El visitante complementó que una relación a largo plazo con los clientes permite además un intercambio de información relevante. Aclaró que pese a que sus clientes confían en su gusto, olfato y capacidad para elegir los vinos que compran, lo que se requiere no es un producto que cumpla su particular gusto, sino un producto que se adapte al mercado que representa: “Una etiqueta, nombre o producto como los que he visto aquí,  en esta gira, pueden ser perfectos para el mercado local, pero quizás no para el mercado francés, por ejemplo”. Consultado si estima que de los contactos realizados y de los vinos tomados ve alguna proyección de negocio, precisó que claramente hay productos que cumplen con los requisitos que busca y que es seguro que se van a cerrar negocios, y que espera se puedan concretar en relaciones comerciales permanente de largo plazo. 
 

ESTABILIDAD ES LA CLAVE

Otro punto clave para el mercado de la “restauración” es la elaboración de un producto con cierta estabilidad y calidad que se mantenga en el tiempo, ya que en ese mercado se trabaja con contratos de mediano plazo, de cuatro o más años, ya que para la hotelería significa costos en la elaboración de menús, ya que se trata muchas veces de cadenas. También expresó como una ventaja comercial que se trate de vinos elaborados por pequeños productores, porque hay sensibilidad con la producción de la Agricultura Familiar Campesina.
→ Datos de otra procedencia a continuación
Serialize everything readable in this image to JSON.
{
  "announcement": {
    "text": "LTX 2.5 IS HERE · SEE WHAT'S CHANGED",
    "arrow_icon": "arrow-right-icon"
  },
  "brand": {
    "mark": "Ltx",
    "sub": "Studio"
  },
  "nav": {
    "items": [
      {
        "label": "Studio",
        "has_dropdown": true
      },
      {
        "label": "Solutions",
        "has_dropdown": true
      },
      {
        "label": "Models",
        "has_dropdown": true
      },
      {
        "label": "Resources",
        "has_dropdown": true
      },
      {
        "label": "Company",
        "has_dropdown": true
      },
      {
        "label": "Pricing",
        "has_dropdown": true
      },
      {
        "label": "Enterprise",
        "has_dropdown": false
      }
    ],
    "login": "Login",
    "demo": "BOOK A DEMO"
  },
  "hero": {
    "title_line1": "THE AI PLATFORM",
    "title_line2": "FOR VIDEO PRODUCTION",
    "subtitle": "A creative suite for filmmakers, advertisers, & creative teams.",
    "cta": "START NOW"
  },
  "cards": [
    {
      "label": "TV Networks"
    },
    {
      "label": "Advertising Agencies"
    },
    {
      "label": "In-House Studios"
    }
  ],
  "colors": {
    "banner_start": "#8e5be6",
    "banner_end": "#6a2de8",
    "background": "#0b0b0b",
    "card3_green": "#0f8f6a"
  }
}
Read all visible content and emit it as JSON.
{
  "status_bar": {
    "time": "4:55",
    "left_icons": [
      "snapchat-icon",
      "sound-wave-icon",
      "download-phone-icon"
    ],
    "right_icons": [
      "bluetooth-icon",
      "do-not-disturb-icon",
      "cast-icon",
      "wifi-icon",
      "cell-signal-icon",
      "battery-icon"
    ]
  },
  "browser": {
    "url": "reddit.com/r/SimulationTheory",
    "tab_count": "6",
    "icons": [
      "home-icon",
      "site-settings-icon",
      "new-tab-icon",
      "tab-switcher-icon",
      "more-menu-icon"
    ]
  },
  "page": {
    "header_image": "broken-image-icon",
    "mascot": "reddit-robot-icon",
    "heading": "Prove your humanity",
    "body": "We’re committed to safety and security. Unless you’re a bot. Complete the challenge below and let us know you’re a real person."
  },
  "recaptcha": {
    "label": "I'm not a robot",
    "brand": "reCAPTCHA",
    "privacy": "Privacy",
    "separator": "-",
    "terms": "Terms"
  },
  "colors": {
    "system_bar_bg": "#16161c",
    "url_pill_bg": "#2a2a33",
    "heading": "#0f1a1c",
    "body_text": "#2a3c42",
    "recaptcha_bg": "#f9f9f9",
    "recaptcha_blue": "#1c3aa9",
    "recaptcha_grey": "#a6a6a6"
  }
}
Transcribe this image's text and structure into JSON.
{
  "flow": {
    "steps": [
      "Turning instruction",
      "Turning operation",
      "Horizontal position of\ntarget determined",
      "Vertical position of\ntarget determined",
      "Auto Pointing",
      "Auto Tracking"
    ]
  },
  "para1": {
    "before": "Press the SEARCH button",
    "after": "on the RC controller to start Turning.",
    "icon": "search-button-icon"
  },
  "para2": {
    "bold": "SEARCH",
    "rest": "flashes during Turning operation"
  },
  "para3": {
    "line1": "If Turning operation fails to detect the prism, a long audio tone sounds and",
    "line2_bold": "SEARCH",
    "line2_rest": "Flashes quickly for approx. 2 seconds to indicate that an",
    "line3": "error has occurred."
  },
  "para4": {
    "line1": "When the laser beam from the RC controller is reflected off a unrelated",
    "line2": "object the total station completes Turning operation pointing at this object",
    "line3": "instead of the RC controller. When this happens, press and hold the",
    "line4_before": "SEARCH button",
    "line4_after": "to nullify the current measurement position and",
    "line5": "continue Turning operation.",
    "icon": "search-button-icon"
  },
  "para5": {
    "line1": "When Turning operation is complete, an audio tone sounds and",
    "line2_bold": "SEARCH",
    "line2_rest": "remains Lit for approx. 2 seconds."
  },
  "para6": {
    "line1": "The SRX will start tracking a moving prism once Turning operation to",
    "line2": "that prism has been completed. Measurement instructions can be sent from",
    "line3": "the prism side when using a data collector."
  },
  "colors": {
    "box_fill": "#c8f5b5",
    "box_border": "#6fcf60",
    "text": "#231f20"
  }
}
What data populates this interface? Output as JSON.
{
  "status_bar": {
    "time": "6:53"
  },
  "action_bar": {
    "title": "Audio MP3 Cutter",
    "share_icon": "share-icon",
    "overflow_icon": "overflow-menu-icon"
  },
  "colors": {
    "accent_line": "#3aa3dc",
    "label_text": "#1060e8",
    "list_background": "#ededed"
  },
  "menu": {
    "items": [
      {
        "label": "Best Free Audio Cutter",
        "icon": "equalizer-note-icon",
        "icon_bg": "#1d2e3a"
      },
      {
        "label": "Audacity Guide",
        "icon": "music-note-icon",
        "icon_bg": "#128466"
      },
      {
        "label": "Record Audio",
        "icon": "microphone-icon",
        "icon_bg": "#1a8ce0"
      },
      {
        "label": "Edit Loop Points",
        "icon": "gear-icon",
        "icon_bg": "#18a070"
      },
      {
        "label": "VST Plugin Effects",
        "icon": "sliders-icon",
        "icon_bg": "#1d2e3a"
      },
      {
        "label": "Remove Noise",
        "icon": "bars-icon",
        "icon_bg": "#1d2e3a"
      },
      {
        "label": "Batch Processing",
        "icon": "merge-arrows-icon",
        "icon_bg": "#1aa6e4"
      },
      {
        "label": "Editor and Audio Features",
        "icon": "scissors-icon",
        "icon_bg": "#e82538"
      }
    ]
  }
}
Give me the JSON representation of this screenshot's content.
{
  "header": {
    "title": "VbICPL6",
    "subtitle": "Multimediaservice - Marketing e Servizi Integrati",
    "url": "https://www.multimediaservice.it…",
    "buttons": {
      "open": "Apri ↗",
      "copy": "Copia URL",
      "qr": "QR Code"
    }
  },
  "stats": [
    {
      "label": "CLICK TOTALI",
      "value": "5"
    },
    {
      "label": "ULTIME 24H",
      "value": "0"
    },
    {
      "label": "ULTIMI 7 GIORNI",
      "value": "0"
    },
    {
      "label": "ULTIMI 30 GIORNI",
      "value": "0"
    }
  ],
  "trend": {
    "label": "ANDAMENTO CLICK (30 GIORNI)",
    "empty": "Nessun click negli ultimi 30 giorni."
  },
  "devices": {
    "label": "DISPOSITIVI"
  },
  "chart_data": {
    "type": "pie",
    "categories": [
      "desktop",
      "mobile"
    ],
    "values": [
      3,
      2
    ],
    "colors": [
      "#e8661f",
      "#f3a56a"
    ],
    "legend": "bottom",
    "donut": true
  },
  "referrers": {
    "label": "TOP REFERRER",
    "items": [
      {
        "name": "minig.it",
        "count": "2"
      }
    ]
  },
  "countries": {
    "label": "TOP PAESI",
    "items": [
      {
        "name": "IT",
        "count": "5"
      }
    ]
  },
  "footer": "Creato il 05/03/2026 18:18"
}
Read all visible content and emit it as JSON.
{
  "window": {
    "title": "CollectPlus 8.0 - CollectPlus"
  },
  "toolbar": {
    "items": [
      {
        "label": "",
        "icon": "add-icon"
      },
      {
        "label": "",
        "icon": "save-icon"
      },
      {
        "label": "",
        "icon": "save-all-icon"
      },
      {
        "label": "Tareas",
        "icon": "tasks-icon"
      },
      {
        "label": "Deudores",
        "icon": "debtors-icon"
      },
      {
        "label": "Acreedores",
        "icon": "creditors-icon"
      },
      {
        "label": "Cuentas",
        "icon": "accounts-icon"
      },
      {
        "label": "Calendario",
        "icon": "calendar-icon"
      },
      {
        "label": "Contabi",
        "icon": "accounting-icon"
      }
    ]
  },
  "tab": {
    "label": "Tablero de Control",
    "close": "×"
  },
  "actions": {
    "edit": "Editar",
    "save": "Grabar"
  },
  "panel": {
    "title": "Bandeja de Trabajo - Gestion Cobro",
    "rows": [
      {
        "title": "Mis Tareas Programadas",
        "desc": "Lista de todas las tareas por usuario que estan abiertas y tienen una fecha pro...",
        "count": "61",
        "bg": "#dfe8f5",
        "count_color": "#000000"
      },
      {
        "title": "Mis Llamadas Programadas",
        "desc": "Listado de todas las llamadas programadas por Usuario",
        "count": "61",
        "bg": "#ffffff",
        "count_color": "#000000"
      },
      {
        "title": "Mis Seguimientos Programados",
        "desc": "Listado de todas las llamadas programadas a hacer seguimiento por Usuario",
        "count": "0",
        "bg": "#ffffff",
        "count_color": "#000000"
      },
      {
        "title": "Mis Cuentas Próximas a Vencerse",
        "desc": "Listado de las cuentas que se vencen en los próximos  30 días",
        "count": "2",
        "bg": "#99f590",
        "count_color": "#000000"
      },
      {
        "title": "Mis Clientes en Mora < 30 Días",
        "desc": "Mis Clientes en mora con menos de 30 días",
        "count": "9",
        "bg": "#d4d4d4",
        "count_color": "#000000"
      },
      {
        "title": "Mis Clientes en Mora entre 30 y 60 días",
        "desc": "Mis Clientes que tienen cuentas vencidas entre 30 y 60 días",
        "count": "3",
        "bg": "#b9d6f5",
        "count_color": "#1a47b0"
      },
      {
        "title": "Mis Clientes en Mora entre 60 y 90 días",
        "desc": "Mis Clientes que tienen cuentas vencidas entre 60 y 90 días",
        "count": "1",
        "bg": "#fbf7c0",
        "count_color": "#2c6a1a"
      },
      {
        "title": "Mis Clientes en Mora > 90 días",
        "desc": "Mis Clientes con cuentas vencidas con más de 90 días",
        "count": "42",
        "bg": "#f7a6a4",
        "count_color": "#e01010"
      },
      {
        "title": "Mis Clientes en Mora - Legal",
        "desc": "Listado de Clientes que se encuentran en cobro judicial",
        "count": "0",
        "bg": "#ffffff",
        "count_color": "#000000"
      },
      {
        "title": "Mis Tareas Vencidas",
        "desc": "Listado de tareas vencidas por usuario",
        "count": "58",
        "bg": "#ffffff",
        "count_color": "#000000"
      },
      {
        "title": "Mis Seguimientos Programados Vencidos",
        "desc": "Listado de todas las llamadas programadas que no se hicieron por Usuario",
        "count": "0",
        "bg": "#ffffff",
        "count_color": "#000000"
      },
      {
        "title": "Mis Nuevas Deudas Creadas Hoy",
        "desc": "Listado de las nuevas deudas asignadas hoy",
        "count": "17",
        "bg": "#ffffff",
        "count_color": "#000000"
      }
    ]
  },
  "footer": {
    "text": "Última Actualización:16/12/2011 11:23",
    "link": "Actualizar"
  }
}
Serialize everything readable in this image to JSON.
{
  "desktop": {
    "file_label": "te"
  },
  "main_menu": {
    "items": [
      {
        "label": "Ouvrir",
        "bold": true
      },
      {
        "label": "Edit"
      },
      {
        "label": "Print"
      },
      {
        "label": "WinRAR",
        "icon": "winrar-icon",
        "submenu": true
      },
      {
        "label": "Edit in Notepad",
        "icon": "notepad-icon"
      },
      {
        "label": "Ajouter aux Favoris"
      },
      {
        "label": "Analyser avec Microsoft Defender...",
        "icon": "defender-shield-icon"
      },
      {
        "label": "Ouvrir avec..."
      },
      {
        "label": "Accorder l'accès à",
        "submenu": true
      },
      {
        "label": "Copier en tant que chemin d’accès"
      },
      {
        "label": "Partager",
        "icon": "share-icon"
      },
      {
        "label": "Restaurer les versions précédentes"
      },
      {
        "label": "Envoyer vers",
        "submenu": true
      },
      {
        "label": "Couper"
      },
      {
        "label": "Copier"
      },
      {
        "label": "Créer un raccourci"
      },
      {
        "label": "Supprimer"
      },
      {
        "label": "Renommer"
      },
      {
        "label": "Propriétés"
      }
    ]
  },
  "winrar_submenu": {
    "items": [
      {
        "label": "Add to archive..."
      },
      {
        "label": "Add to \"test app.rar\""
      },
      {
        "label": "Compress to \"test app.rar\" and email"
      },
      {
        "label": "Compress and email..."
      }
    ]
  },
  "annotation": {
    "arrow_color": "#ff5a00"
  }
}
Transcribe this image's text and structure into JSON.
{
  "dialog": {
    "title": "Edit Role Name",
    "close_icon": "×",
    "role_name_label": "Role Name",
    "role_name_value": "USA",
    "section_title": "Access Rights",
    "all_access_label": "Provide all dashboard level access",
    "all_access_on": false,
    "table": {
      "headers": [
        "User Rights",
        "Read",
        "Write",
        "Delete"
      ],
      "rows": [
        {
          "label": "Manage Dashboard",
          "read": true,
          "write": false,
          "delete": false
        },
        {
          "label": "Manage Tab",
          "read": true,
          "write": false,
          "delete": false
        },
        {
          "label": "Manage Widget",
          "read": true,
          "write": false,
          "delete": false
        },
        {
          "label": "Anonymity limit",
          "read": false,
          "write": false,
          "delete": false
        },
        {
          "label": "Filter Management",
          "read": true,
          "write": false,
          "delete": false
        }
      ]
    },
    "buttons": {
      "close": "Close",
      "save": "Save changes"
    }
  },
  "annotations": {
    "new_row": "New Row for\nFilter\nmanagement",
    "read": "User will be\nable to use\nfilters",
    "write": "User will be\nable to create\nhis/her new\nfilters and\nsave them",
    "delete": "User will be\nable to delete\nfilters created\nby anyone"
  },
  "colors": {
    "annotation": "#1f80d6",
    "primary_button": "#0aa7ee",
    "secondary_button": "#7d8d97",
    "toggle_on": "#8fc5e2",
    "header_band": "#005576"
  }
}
La gerenta de Cavas de Portezuelo, Susan Olate, también quedó bastante conforme con la visita de Jaques Rodríguez, puesto que vio que los requerimientos del mercado que representa, al menos para su empresa, están al alcance para los productores asociados. Precisó que los detalles de etiqueta, reglamentos internos de Francia o Europa, se pueden cumplir si el precio de venta lo justifica,  y que también es de interés de sus representados vender producto a granel y embotellado, estableciendo relaciones de mediano plazo.Incluso informó que Cavas de Portezuelo está ampliando su capacidad de producción con cubas de acero inoxidable, por lo que les resultaría interesante y viable establecer un vínculo permanente con este intermediario.